Someone who eats normally will also not be concerned with judging themselves over eating a cookie or ice cream cone in public, while someone who is concerned about how wrong it is to eat sweets might prefer the method of hiding a bag of candy under the bed to sneak in on a cheat night. According to Duke, “while [normal eaters] generally make healthful choices because that’s what feels best to their bodies (and thus that’s what they legitimately want) they’re not sent into a frenzy when they do eventually have a bite of dessert or the occasional side order of fries. It’s no biggie.”

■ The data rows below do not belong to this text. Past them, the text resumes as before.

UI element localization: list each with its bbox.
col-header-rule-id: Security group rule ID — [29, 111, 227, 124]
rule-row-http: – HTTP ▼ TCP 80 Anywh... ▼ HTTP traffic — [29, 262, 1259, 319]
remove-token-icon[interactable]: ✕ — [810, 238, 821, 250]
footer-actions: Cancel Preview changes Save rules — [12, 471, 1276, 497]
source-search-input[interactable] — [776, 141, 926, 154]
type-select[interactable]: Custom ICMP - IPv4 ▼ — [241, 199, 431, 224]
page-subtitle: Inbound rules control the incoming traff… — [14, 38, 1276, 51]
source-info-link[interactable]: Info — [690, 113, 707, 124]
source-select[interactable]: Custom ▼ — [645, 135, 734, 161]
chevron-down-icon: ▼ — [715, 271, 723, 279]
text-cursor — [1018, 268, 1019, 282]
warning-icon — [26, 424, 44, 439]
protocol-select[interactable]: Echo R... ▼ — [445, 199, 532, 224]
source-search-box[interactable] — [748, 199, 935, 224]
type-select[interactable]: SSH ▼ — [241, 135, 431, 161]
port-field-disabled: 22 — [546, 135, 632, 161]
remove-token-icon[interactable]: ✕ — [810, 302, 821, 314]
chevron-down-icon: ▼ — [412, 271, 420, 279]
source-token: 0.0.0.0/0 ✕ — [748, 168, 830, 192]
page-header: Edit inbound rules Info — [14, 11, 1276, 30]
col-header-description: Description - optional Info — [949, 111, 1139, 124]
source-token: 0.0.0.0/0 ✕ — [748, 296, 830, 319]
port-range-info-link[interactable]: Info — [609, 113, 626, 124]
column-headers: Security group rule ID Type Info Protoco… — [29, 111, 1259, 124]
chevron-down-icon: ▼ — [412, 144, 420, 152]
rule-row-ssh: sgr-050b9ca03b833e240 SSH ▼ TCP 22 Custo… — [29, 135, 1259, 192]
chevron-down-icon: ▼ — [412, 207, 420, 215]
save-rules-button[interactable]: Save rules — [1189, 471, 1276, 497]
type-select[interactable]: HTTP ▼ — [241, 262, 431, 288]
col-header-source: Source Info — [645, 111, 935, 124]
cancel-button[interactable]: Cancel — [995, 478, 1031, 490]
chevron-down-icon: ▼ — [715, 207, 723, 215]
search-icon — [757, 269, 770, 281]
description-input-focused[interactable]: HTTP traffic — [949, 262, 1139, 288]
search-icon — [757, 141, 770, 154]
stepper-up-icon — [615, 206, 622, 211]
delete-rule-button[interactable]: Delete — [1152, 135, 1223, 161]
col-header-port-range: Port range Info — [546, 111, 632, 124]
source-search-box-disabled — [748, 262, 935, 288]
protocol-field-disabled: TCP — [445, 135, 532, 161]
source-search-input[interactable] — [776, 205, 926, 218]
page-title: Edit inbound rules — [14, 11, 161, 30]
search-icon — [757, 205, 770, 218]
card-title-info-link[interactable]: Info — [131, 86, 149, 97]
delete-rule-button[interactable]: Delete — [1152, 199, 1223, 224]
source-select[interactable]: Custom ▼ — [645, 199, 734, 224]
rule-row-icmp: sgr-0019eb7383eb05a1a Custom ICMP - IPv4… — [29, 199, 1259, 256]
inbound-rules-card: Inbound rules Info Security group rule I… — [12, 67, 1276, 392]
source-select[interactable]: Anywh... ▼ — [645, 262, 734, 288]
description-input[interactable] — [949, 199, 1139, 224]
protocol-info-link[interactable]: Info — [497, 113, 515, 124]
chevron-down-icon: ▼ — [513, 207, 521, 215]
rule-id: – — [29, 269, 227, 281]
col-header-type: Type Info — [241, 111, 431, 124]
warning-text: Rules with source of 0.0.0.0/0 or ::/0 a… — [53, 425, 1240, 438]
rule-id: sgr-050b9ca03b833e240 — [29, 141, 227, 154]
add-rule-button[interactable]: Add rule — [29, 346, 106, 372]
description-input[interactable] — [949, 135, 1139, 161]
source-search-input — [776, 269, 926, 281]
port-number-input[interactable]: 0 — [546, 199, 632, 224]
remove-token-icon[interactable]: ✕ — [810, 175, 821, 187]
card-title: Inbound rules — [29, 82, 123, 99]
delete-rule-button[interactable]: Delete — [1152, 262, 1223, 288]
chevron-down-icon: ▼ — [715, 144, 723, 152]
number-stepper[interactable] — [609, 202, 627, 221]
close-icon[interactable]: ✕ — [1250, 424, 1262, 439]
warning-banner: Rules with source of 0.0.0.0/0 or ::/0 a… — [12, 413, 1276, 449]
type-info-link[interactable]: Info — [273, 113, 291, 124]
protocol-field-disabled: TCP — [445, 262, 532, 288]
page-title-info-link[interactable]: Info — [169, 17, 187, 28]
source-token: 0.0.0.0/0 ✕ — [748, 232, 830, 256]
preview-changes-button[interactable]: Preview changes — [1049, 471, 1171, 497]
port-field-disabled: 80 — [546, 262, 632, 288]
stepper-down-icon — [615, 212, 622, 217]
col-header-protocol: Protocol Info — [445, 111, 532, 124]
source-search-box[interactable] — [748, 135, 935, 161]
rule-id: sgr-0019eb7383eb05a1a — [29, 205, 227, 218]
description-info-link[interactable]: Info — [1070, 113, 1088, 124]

Your body is smart, and following its biological wisdom (which comes naturally), can help you to break free from your food prison. If you listen to your body, you can maintain a healthy weight without counting every calorie. According to Duke, “normal eaters eat when they’re hungry and stop when they’re full, and usually eat what sounds good to them in the moment.”

Emotional eating can also get you in to trouble, no matter what kind of an eater you are. If you run to the freezer for ice cream after every stressful day, chances are you’re an emotional eater. Normal eaters will turn to another way of coping that doesn’t include overeating. According to Duke, “they’re able to do this because they’ve been practicing coping with life’s ‘triggers’ using non-food-related comforts.” This is a practice that can absolutely be learned. 


Always consult your chiropractor or primary care physician for all your health related advice.